Flexibility and Higher-order Rigidity of (certain) Geometric Constraint Systems
- Matthias Himmelmann (TU Braunschweig)
Abstract
Geometric constraint systems are used to model a wide range of real-world objects whose movements are limited by natural, geometric constraints. These constraints are typically expressed by polynomial equations and, among other things, describe angles, incidence, distance, tangency, volume, and coplanarity. As a result, the class of admissible geometric objects ranges from polytopes and sphere packings to simplicial complexes and hydraulic platforms.
Deciding whether a geometric constraint system is flexible – that is, whether it admits continuous deformations beyond ambient Euclidean isometries – or rigid is computationally challenging. For that reason, one often relies on weaker but computationally tractable sufficient conditions for rigidity. In regular points, the dimension of the realization space is determined by the kernel of the constraint system’s Jacobian. Comparing this dimension with the dimension of the Lie group of Euclidean isometries yields a simple sufficient condition for rigidity called infinitesimal rigidity. However, this criterion is not necessary.
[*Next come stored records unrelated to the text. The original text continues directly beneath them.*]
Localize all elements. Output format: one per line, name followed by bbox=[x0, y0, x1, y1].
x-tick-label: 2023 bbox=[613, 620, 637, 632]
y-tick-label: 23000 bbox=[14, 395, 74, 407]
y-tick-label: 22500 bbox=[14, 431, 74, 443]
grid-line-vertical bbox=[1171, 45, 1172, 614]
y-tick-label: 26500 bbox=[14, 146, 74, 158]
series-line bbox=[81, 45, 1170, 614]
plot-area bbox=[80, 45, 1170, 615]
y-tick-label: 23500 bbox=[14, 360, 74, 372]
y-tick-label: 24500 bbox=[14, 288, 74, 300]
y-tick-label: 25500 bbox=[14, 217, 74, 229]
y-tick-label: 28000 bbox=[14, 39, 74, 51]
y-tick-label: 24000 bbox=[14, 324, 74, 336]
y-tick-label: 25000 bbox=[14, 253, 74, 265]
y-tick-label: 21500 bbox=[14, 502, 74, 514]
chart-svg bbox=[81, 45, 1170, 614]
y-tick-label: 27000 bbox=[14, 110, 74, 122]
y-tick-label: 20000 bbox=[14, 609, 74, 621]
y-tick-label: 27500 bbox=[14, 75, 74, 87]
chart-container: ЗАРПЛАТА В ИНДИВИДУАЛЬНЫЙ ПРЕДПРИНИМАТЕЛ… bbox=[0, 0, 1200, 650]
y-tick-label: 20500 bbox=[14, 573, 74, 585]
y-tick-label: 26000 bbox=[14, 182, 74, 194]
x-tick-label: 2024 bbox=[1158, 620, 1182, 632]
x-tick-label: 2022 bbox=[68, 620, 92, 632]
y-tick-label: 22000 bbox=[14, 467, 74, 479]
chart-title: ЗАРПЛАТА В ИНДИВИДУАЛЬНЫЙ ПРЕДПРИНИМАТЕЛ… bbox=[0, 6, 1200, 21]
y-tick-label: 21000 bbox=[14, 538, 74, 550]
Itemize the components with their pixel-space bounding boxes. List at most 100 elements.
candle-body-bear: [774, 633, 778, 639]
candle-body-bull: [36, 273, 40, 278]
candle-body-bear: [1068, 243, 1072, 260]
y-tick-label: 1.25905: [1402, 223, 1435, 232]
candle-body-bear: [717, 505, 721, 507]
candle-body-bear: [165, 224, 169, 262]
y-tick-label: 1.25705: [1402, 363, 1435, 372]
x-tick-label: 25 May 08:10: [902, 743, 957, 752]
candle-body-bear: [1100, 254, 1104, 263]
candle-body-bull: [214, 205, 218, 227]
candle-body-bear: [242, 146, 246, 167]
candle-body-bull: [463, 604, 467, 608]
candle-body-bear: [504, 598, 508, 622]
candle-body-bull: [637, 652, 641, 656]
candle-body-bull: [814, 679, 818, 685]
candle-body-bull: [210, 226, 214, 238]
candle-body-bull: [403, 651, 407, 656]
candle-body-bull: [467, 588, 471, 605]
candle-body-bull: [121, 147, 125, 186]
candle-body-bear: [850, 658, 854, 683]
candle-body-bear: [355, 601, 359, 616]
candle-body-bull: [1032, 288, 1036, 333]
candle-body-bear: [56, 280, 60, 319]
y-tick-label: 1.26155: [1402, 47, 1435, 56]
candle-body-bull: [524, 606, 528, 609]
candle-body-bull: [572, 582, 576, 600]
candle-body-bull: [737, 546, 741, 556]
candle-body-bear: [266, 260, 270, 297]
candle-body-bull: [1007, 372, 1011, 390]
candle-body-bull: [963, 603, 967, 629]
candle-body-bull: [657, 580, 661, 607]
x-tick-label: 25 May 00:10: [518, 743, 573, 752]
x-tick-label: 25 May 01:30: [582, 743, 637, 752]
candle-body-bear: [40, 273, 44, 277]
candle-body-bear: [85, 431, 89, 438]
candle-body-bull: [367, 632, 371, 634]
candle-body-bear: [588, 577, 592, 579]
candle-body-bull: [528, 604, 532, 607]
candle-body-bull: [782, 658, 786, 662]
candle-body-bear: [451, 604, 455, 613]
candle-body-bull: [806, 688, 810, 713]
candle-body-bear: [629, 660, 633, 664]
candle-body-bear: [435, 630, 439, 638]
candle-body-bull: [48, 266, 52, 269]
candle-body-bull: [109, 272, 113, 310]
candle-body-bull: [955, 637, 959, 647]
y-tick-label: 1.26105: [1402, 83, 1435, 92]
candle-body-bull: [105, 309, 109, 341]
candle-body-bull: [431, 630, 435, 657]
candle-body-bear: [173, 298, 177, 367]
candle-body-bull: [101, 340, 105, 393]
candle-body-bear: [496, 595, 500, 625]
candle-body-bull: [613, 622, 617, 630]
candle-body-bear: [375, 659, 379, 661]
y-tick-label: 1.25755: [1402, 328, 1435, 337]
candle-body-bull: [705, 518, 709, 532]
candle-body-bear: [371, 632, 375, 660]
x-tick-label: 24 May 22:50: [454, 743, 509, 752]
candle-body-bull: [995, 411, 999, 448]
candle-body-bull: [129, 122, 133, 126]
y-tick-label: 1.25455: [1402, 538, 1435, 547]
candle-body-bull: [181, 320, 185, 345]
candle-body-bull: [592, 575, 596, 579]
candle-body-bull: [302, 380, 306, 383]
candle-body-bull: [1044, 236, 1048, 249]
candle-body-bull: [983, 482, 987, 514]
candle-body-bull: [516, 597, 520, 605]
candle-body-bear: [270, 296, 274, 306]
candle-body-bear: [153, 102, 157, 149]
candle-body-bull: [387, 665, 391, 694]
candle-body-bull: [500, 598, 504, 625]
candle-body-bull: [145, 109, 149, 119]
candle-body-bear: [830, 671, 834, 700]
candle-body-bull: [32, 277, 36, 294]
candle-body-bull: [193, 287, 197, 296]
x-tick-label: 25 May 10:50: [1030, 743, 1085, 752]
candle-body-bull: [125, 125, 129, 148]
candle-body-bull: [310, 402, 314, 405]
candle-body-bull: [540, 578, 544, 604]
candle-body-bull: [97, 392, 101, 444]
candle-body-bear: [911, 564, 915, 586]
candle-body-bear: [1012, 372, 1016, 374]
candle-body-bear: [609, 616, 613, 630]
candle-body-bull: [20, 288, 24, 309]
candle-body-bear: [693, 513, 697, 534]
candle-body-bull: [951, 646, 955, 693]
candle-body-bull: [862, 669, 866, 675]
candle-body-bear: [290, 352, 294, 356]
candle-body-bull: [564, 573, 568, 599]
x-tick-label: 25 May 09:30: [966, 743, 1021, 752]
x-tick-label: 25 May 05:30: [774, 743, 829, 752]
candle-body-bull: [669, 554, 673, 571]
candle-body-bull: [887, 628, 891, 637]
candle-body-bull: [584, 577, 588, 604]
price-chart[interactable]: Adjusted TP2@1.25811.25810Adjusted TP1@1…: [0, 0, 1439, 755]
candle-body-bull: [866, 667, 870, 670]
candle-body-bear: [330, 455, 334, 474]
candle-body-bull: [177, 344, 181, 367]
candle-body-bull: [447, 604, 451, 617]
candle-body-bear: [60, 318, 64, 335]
In this talk, we develop the theory of higher-order rigidity for geometric constraint systems and discuss corresponding algorithmic approaches grounded in real algebraic geometry. By constructing explicit examples of second-order rigid systems – such as the regular dodecahedron – we demonstrate that these conditions are not only theoretically relevant but have concrete applications to the real world. Moreover, we construct a robust numerical algorithm for approximating continuous motions of flexible geometric constraint systems based on the metric projection, which we compute using a combination of Riemannian optimization and homotopy continuation.